Ce jeudi 24 juillet 2025, lors d'une rencontre avec les membres de la commission des finances du Sénat, le ministre de l'Économie et des Finances a officialisé le retrait d'un texte d'interprétation controversé. Cette décision fait suite aux vives critiques des parlementaires qui dénonçaient l'ouverture d'une « faille » dans le dispositif de lutte contre la fraude fiscale applicable aux dividendes.
Pour mémoire, en application de l’article 119 bis-2 du CGI les revenus distribués donnent lieu à l’application d’une retenue à la source lorsqu’ils bénéficient à des personnes qui n’ont pas leur domicile fiscal ou leur siège en France dont le taux dont le taux est fixé par l'article 187 du CGI. Toutefois, la plupart des conventions fiscales prévoient un taux réduit, souvent 10 % ou 15 %, auquel peuvent prétendre les résidents des États concernés.

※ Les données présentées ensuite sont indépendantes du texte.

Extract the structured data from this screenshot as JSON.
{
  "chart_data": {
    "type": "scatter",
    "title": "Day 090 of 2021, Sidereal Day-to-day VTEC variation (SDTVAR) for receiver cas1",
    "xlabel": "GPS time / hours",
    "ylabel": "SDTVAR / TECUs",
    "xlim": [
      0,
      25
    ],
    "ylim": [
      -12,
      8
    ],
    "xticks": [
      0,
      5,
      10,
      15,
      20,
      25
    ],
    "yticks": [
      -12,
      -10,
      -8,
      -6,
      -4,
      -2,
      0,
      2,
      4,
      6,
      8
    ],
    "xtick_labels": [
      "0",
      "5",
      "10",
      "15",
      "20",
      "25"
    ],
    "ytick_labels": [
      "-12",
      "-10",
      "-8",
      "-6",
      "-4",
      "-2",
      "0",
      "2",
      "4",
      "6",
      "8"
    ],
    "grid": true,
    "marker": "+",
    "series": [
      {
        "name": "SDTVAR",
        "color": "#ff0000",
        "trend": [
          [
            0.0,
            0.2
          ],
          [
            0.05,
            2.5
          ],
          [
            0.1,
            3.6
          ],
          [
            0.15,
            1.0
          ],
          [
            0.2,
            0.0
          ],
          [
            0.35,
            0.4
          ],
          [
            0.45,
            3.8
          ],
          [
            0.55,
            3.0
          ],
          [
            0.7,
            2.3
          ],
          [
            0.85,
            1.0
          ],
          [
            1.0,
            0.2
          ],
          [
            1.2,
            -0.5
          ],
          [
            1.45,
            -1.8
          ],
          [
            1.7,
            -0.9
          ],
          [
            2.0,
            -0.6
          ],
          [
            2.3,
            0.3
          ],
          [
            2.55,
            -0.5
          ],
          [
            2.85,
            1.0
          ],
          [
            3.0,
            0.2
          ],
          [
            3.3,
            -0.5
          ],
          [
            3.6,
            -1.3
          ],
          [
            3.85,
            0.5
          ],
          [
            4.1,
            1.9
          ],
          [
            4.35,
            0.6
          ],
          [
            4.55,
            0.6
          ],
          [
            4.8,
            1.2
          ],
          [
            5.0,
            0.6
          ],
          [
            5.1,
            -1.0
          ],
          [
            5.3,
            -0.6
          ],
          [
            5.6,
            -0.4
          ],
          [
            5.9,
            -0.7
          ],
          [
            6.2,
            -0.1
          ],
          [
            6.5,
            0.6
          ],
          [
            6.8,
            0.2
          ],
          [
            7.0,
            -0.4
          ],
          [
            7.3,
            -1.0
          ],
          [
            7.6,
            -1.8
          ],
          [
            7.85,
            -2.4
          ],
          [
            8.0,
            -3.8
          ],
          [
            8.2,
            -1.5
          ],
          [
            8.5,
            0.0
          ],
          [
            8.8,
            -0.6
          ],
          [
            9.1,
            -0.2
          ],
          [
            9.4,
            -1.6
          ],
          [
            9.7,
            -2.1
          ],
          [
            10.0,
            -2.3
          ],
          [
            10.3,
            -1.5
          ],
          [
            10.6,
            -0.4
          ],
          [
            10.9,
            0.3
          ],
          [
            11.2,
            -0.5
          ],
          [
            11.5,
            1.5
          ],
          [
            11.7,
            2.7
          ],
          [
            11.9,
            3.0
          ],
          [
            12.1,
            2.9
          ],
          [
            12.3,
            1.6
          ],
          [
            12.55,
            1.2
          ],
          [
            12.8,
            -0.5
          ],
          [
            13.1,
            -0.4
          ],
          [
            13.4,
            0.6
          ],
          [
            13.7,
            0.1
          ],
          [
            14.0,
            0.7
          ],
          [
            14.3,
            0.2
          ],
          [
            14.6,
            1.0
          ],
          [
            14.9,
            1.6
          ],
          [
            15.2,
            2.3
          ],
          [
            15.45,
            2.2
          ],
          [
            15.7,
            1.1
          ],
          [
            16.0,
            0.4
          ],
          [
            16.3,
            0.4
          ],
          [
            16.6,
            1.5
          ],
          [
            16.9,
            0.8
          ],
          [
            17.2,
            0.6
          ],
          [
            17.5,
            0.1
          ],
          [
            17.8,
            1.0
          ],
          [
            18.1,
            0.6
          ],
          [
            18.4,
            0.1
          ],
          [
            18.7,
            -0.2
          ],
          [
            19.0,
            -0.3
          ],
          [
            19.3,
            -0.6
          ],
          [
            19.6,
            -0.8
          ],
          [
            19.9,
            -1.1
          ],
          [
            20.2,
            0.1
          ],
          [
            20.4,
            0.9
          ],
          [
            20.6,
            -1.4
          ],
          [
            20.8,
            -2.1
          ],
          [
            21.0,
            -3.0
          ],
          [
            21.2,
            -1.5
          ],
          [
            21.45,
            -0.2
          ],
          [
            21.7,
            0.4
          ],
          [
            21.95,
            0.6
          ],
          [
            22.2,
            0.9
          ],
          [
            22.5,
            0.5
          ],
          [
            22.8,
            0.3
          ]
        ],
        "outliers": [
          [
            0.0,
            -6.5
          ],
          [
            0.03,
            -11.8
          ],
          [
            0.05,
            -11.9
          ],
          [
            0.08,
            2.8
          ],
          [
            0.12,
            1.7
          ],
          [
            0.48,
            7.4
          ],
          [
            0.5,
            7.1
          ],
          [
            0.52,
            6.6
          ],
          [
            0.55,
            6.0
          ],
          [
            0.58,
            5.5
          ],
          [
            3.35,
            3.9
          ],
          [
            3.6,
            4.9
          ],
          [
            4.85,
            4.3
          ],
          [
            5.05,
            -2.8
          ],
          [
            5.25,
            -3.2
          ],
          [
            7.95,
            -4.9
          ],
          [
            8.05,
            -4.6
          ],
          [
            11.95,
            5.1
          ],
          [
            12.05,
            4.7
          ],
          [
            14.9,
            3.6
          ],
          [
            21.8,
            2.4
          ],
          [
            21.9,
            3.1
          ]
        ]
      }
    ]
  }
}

Afin d'échapper à cette retenue à la source, l'arbitrage de dividendes s'est développé comme une pratique d'optimisation fiscale utilisant deux mécanismes distincts. Le premier, dit "montage interne", consiste à prêter temporairement les actions à un résident français, généralement une banque, qui peut recevoir les dividendes sans retenue à source avant de les reverser indirectement à l'actionnaire étranger moyennant commission. Le second, appelé "montage externe", exploite les conventions fiscales plus avantageuses en prêtant les actions à des résidents de pays, qui bénéficient d'une retenue à la source nulle.
Pour contrer ces pratiques, l'article 119 bis A du CGI a été introduit en 2019 (Art. 36 de la LF pour 2019). Il établit une présomption de distribution soumise à retenue à la source pour toute cession temporaire d'actions de moins de 45 jours. Cette mesure s'applique aux versements réalisés par des personnes établies ou domiciliées en France au profit de bénéficiaires non-résidents. Un mécanisme de remboursement existe néanmoins si le contribuable peut prouver que l'opération avait une justification économique légitime autre que l'évitement fiscal. Le dispositif s'accompagne d'obligations déclaratives renforcées pour améliorer le contrôle des transactions.
Toutefois, comme l'ont souligné de nombreux parlementaires lors des débats sur le PLF2025, le dispositif instauré en juillet 2019 pour contrecarrer cette pratique est incomplet. En effet, il se limite aux montages financiers consistant en un prêt « réel » de l’action possédée par un individu assujetti à une banque. Il ignore cependant les mécanismes plus complexes.
Partant, a l'initiative de plusieurs sénateurs (N° I-2178) et N° I-96 rec.) il a été institué un article 96 (LF2025) qui a aménagé l'article 119 bis A afin de combler les failles du dispositif anti « CumCum »
Puis le 17 avril dernier, l'administration fiscal a publié un rescrit fiscal, s'appuyant sur un avis du Conseil d'État du 27 janvier 2025, censé apporter des précisions sur les modalités d’application de ces nouvelles dispositions (champ d’application, l’assiette de la retenue à la source...).
Le rescrit abordait au §4 la question des opérations réalisées sur les marchés réglementés. En s'appuyant sur l'avis du Conseil d'État, il a précisé qu'il n'y avait pas d'obligation de prélever la retenue à source de manière préventive lorsque l'établissement payeur ne connaît pas effectivement sa contrepartie.
4/ Application de l’article 119 bis A du CGI aux opérations conclues sur un marché réglementé
Conformément aux précisions apportées par le Conseil d’État (CE, avis du 27 janvier 2025, n° 409218, points 12 et 13), il convient de souligner que lorsque les opérations susceptibles de générer un transfert de valeur au sens et pour l’application des dispositions de l’article 119 bis A du CGI interviennent sur un marché réglementé, ces dispositions n’imposent pas de soumettre ce transfert de valeur à retenue à la source, de manière préventive, si l’établissement payeur ne connaît effectivement pas sa contrepartie.
Toutefois, comme l'a souligné le rapporteur général Jean-François Husson ce commentaire publié sous la forme d'un rescrit introduit une faille dans le dispositif, non conforme à l’intention du législateur, en ajoutant à la loi des cas de non‑application de l’imposition. Il a vainement tenté d'empêcher la publication de ce rescrit dans la rédaction litigieuse.
Aujourd'hui, lors d’un rendez-vous à Bercy avec le rapporteur général et le président de la Commission des finances du Sénat, le ministre de l’Economie Eric Lombard a annoncé qu’il renonçait à l'interprétation controversée de l'article 96 de la LF2025.
On peut imaginer qu'un rescrit rectificatif soit publié dans les prochains jours (dès ce soir ?) sans les commentaires contestés.